To determine which dowel is best for concrete, you need to get acquainted with their types, advantages and disadvantages. In addition, it is worth understanding the technology for installing the product, and carefully following the basic construction rules when performing work.

This is interesting: Stainless steel profile pipe: types, characteristics, GOST

How to choose an expansion dowel

To make the right choice, it is important to know what loads the future structure is designed for. The length of the dowel should be equal to the depth of the hole.

Here are examples:

  1. A dowel for a depth of 8.5 cm is perfect for attaching something heavy to the wall.
  2. A dowel with a diameter of 7-11mm and a length of 3cm is suitable for attaching a cabinet or shelves.
  3. If you have to work with heavy chandeliers, the hole-to-dowel ratio is important.
  4. Porous materials force you to work with metal dowels.
  5. When working with thermal or waterproofing, it is better to choose a dowel-pin with a cap.

The most popular sizes: 6*30, 10*50, 6*37.

The weight of the dowels itself does not matter when choosing, since dowels are sold individually, and for fasteners this indicator does not matter, since it is negligible in comparison with the total weight of the entire attached product.

What role do they play?

Expansion dowels, as noted earlier, are simply irreplaceable for fastening objects in hollow spaces. What other role do these devices play in the construction of premises?

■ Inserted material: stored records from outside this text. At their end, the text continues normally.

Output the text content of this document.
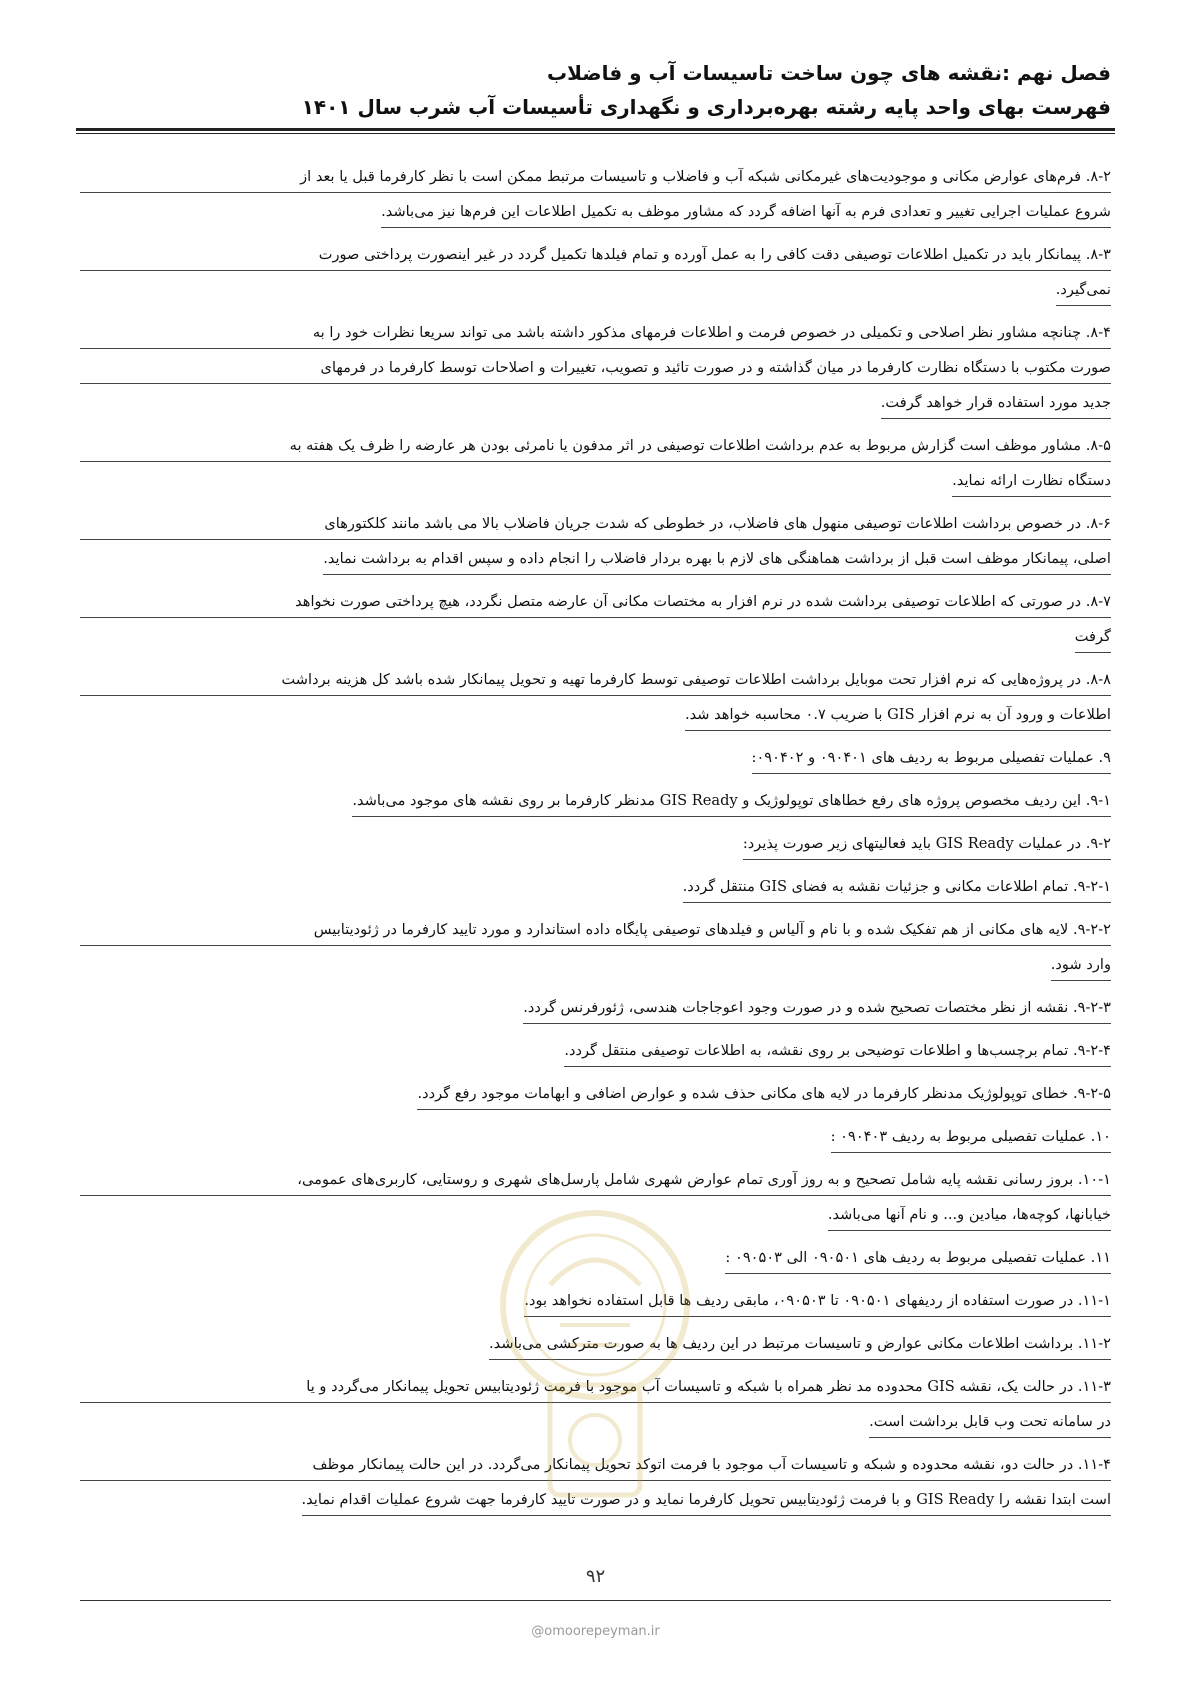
فصل نهم :نقشه های چون ساخت تاسیسات آب و فاضلاب
فهرست بهای واحد پایه رشته بهره‌برداری و نگهداری تأسیسات آب شرب سال ۱۴۰۱
۸-۲. فرم‌های عوارض مکانی و موجودیت‌های غیرمکانی شبکه آب و فاضلاب و تاسیسات مرتبط ممکن است با نظر کارفرما قبل یا بعد از
شروع عملیات اجرایی تغییر و تعدادی فرم به آنها اضافه گردد که مشاور موظف به تکمیل اطلاعات این فرم‌ها نیز می‌باشد.
۸-۳. پیمانکار باید در تکمیل اطلاعات توصیفی دقت کافی را به عمل آورده و تمام فیلدها تکمیل گردد در غیر اینصورت پرداختی صورت
نمی‌گیرد.
۸-۴. چنانچه مشاور نظر اصلاحی و تکمیلی در خصوص فرمت و اطلاعات فرمهای مذکور داشته باشد می تواند سریعا نظرات خود را به
صورت مکتوب با دستگاه نظارت کارفرما در میان گذاشته و در صورت تائید و تصویب، تغییرات و اصلاحات توسط کارفرما در فرمهای
جدید مورد استفاده قرار خواهد گرفت.
۸-۵. مشاور موظف است گزارش مربوط به عدم برداشت اطلاعات توصیفی در اثر مدفون یا نامرئی بودن هر عارضه را ظرف یک هفته به
دستگاه نظارت ارائه نماید.
۸-۶. در خصوص برداشت اطلاعات توصیفی منهول های فاضلاب، در خطوطی که شدت جریان فاضلاب بالا می باشد مانند کلکتورهای
اصلی، پیمانکار موظف است قبل از برداشت هماهنگی های لازم با بهره بردار فاضلاب را انجام داده و سپس اقدام به برداشت نماید.
۸-۷. در صورتی که اطلاعات توصیفی برداشت شده در نرم افزار به مختصات مکانی آن عارضه متصل نگردد، هیچ پرداختی صورت نخواهد
گرفت
۸-۸. در پروژه‌هایی که نرم افزار تحت موبایل برداشت اطلاعات توصیفی توسط کارفرما تهیه و تحویل پیمانکار شده باشد کل هزینه برداشت
اطلاعات و ورود آن به نرم افزار GIS با ضریب ۰.۷ محاسبه خواهد شد.
۹. عملیات تفصیلی مربوط به ردیف های ۰۹۰۴۰۱ و ۰۹۰۴۰۲:
۹-۱. این ردیف مخصوص پروژه های رفع خطاهای توپولوژیک و GIS Ready مدنظر کارفرما بر روی نقشه های موجود می‌باشد.
۹-۲. در عملیات GIS Ready باید فعالیتهای زیر صورت پذیرد:
۹-۲-۱. تمام اطلاعات مکانی و جزئیات نقشه به فضای GIS منتقل گردد.
۹-۲-۲. لایه های مکانی از هم تفکیک شده و با نام و آلیاس و فیلدهای توصیفی پایگاه داده استاندارد و مورد تایید کارفرما در ژئودیتابیس
وارد شود.
۹-۲-۳. نقشه از نظر مختصات تصحیح شده و در صورت وجود اعوجاجات هندسی، ژئورفرنس گردد.
۹-۲-۴. تمام برچسب‌ها و اطلاعات توضیحی بر روی نقشه، به اطلاعات توصیفی منتقل گردد.
۹-۲-۵. خطای توپولوژیک مدنظر کارفرما در لایه های مکانی حذف شده و عوارض اضافی و ابهامات موجود رفع گردد.
۱۰. عملیات تفصیلی مربوط به ردیف ۰۹۰۴۰۳ :
۱۰-۱. بروز رسانی نقشه پایه شامل تصحیح و به روز آوری تمام عوارض شهری شامل پارسل‌های شهری و روستایی، کاربری‌های عمومی،
خیابانها، کوچه‌ها، میادین و... و نام آنها می‌باشد.
۱۱. عملیات تفصیلی مربوط به ردیف های ۰۹۰۵۰۱ الی ۰۹۰۵۰۳ :
۱۱-۱. در صورت استفاده از ردیفهای ۰۹۰۵۰۱ تا ۰۹۰۵۰۳، مابقی ردیف ها قابل استفاده نخواهد بود.
۱۱-۲. برداشت اطلاعات مکانی عوارض و تاسیسات مرتبط در این ردیف ها به صورت مترکشی می‌باشد.
۱۱-۳. در حالت یک، نقشه GIS محدوده مد نظر همراه با شبکه و تاسیسات آب موجود با فرمت ژئودیتابیس تحویل پیمانکار می‌گردد و یا
در سامانه تحت وب قابل برداشت است.
۱۱-۴. در حالت دو، نقشه محدوده و شبکه و تاسیسات آب موجود با فرمت اتوکد تحویل پیمانکار می‌گردد. در این حالت پیمانکار موظف
است ابتدا نقشه را GIS Ready و با فرمت ژئودیتابیس تحویل کارفرما نماید و در صورت تایید کارفرما جهت شروع عملیات اقدام نماید.
۹۲
@omoorepeyman.ir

So, a dowel is required for the following installation:

  • Fastening plinths, sheathing, cornices and many other interior items to the wall;
  • Fixing household appliances;
  • Conducting installation of pipelines, cable ducts, and air ducts.

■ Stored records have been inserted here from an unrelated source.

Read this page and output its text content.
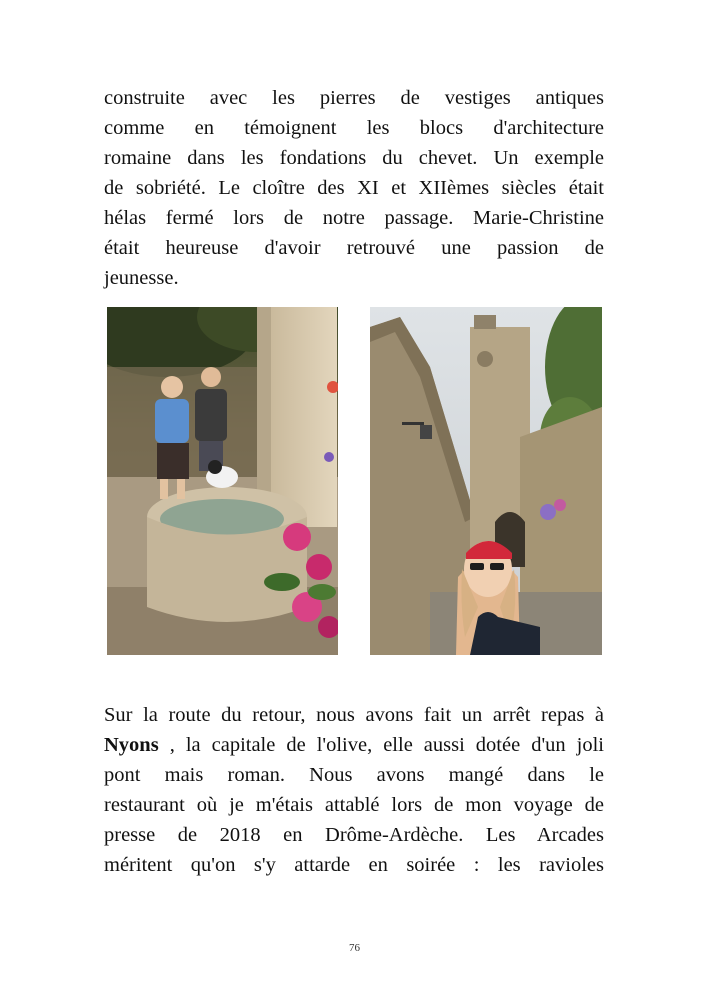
construite avec les pierres de vestiges antiques
comme en témoignent les blocs d'architecture
romaine dans les fondations du chevet. Un exemple
de sobriété. Le cloître des XI et XIIèmes siècles était
hélas fermé lors de notre passage. Marie-Christine
était heureuse d'avoir retrouvé une passion de
jeunesse.
Sur la route du retour, nous avons fait un arrêt repas à
Nyons , la capitale de l'olive, elle aussi dotée d'un joli
pont mais roman. Nous avons mangé dans le
restaurant où je m'étais attablé lors de mon voyage de
presse de 2018 en Drôme-Ardèche. Les Arcades
méritent qu'on s'y attarde en soirée : les ravioles
76
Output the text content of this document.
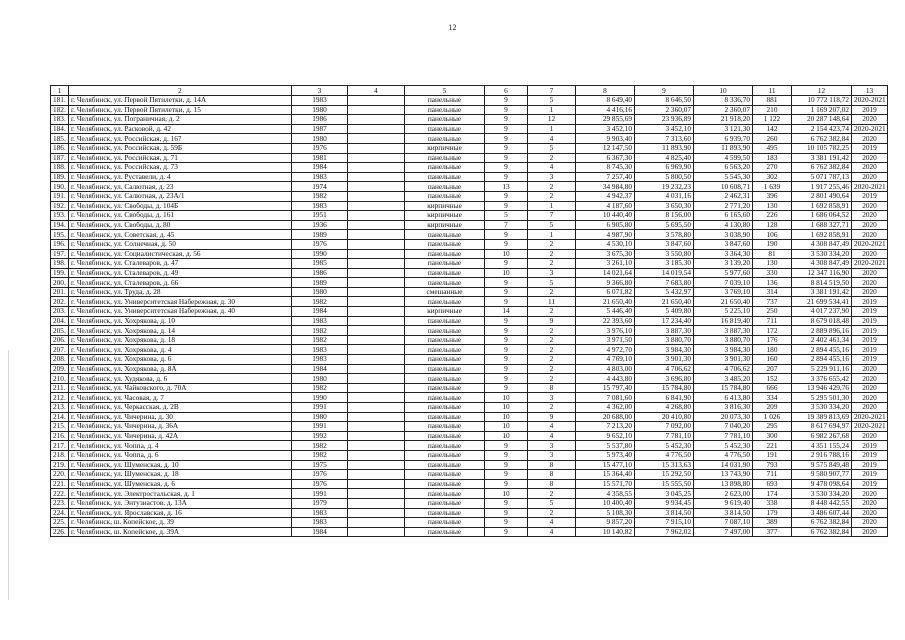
12
1	2	3	4	5	6	7	8	9	10	11	12	13
181.	г. Челябинск, ул. Первой Пятилетки, д. 14А	1983		панельные	9	5	8 649,40	8 646,50	8 336,70	881	10 772 118,72	2020-2021
182.	г. Челябинск, ул. Первой Пятилетки, д. 15	1980		панельные	9	1	4 416,16	2 360,07	2 360,07	210	1 169 207,02	2019
183.	г. Челябинск, ул. Пограничная, д. 2	1986		панельные	9	12	29 855,69	23 936,89	21 918,20	1 122	20 287 148,64	2020
184.	г. Челябинск, ул. Расковой, д. 42	1987		панельные	9	1	3 452,10	3 452,10	3 121,30	142	2 154 423,74	2020-2021
185.	г. Челябинск, ул. Российская, д. 167	1980		панельные	9	4	9 903,40	7 313,60	6 939,70	260	6 762 382,84	2020
186.	г. Челябинск, ул. Российская, д. 59Б	1976		кирпичные	9	5	12 147,50	11 893,90	11 893,90	495	10 105 782,25	2019
187.	г. Челябинск, ул. Российская, д. 71	1981		панельные	9	2	6 367,30	4 825,40	4 599,50	183	3 381 191,42	2020
188.	г. Челябинск, ул. Российская, д. 73	1984		панельные	9	4	8 745,30	6 969,90	6 563,20	270	6 762 382,84	2020
189.	г. Челябинск, ул. Руставели, д. 4	1983		панельные	9	3	7 257,40	5 800,50	5 545,30	302	5 071 787,13	2020
190.	г. Челябинск, ул. Салютная, д. 23	1974		панельные	13	2	34 984,80	19 232,23	10 608,71	1 639	1 917 255,46	2020-2021
191.	г. Челябинск, ул. Салютная, д. 23А/1	1982		панельные	9	2	4 942,37	4 031,16	2 462,31	396	2 801 490,64	2019
192.	г. Челябинск, ул. Свободы, д. 104Б	1983		кирпичные	9	1	4 187,60	3 650,30	2 771,20	130	1 692 858,91	2020
193.	г. Челябинск, ул. Свободы, д. 161	1951		кирпичные	5	7	10 440,40	8 156,00	6 165,60	226	1 686 064,52	2020
194.	г. Челябинск, ул. Свободы, д. 80	1936		кирпичные	7	5	6 905,80	5 695,50	4 130,80	128	1 688 327,71	2020
195.	г. Челябинск, ул. Советская, д. 45	1989		панельные	9	1	4 987,90	3 578,80	3 038,90	106	1 692 858,91	2020
196.	г. Челябинск, ул. Солнечная, д. 50	1976		панельные	9	2	4 530,10	3 847,60	3 847,60	190	4 308 847,49	2020-2021
197.	г. Челябинск, ул. Социалистическая, д. 56	1990		панельные	10	2	3 675,30	3 550,80	3 364,30	81	3 530 334,20	2020
198.	г. Челябинск, ул. Сталеваров, д. 47	1985		панельные	9	2	3 261,10	3 185,30	3 139,20	130	4 308 847,49	2020-2021
199.	г. Челябинск, ул. Сталеваров, д. 49	1986		панельные	10	3	14 021,64	14 019,54	5 977,60	330	12 347 116,90	2020
200.	г. Челябинск, ул. Сталеваров, д. 66	1989		панельные	9	5	9 366,80	7 683,80	7 039,10	136	8 814 519,50	2020
201.	г. Челябинск, ул. Труда, д. 28	1980		смешанные	9	2	6 071,82	5 432,97	3 769,10	314	3 381 191,42	2020
202.	г. Челябинск, ул. Университетская Набережная, д. 30	1982		панельные	9	11	21 650,40	21 650,40	21 650,40	737	21 699 534,41	2019
203.	г. Челябинск, ул. Университетская Набережная, д. 40	1984		кирпичные	14	2	5 446,40	5 409,80	5 225,10	250	4 017 237,90	2019
204.	г. Челябинск, ул. Хохрякова, д. 10	1983		панельные	9	9	22 393,60	17 234,40	16 819,40	711	8 679 018,48	2019
205.	г. Челябинск, ул. Хохрякова, д. 14	1982		панельные	9	2	3 976,10	3 887,30	3 887,30	172	2 889 896,16	2019
206.	г. Челябинск, ул. Хохрякова, д. 18	1982		панельные	9	2	3 971,50	3 880,70	3 880,70	176	2 402 461,34	2019
207.	г. Челябинск, ул. Хохрякова, д. 4	1983		панельные	9	2	4 972,70	3 984,30	3 984,30	180	2 894 455,16	2019
208.	г. Челябинск, ул. Хохрякова, д. 6	1983		панельные	9	2	4 769,10	3 901,30	3 901,30	160	2 894 455,16	2019
209.	г. Челябинск, ул. Хохрякова, д. 8А	1984		панельные	9	2	4 803,00	4 706,62	4 706,62	207	5 229 911,16	2020
210.	г. Челябинск, ул. Худякова, д. 6	1980		панельные	9	2	4 443,80	3 696,80	3 485,20	152	3 376 655,42	2020
211.	г. Челябинск, ул. Чайковского, д. 70А	1982		панельные	9	8	15 797,40	15 784,80	15 784,80	666	13 946 429,76	2020
212.	г. Челябинск, ул. Часовая, д. 7	1990		панельные	10	3	7 081,60	6 841,90	6 413,80	334	5 295 501,30	2020
213.	г. Челябинск, ул. Черкасская, д. 2В	1991		панельные	10	2	4 362,00	4 268,80	3 816,30	209	3 530 334,20	2020
214.	г. Челябинск, ул. Чичерина, д. 30	1980		панельные	10	9	20 688,00	20 410,80	20 073,30	1 026	19 389 813,69	2020-2021
215.	г. Челябинск, ул. Чичерина, д. 36А	1991		панельные	10	4	7 213,20	7 092,00	7 040,20	295	8 617 694,97	2020-2021
216.	г. Челябинск, ул. Чичерина, д. 42А	1992		панельные	10	4	9 652,10	7 781,10	7 781,10	300	6 982 267,68	2020
217.	г. Челябинск, ул. Чоппа, д. 4	1982		панельные	9	3	5 537,80	5 452,30	5 452,30	221	4 351 155,24	2019
218.	г. Челябинск, ул. Чоппа, д. 6	1982		панельные	9	3	5 973,40	4 776,50	4 776,50	191	2 916 788,16	2019
219.	г. Челябинск, ул. Шуменская, д. 10	1975		панельные	9	8	15 477,10	15 313,63	14 031,90	793	9 575 849,48	2019
220.	г. Челябинск, ул. Шуменская, д. 18	1976		панельные	9	8	15 364,40	15 292,50	13 743,90	711	9 580 907,77	2019
221.	г. Челябинск, ул. Шуменская, д. 6	1976		панельные	9	8	15 571,70	15 555,50	13 898,80	693	9 478 098,64	2019
222.	г. Челябинск, ул. Электростальская, д. 1	1991		панельные	10	2	4 358,55	3 045,25	2 623,00	174	3 530 334,20	2020
223.	г. Челябинск, ул. Энтузиастов, д. 13А	1979		панельные	9	5	10 400,40	9 934,45	9 619,40	338	8 448 442,55	2020
224.	г. Челябинск, ул. Ярославская, д. 16	1983		панельные	9	2	5 108,30	3 814,50	3 814,50	179	3 486 607,44	2020
225.	г. Челябинск, ш. Копейское, д. 39	1983		панельные	9	4	9 857,20	7 915,10	7 087,10	389	6 762 382,84	2020
226.	г. Челябинск, ш. Копейское, д. 39А	1984		панельные	9	4	10 140,82	7 962,02	7 497,00	377	6 762 382,84	2020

Installation of expansion dowel

When working with spacer dowels, the sequence is important:

  1. Mark the location with a pencil.
  2. Make a small hole.
  3. We check that the diameter of the dowel matches the length of the hole in the drill, and the length of the dowel should match the length of the nail or screw used.
  4. The length of the hole should be slightly larger than the dowel itself. A mark on the drill itself will help with this.
  5. The drill is placed perpendicular to the wall.
  6. The hole must be cleaned of dust and covers.
  7. Next, insert the dowel into the hole. You can drive it in with a hammer and then insert a bolt or screw.
  8. Ready!

The main thing to remember before starting work is that the number of dowels and screws themselves should be equal. The expansion dowel is an excellent means of fastening in construction, household use and installation and repair work. Especially when working with complex materials such as brick, drywall or cables.

As for the reviews for this type of fastener, they are more positive, they note the ease of use and effectiveness of such fastening.

Users confirm that it is important to choose the right size and follow all the rules in order to achieve your goal in work.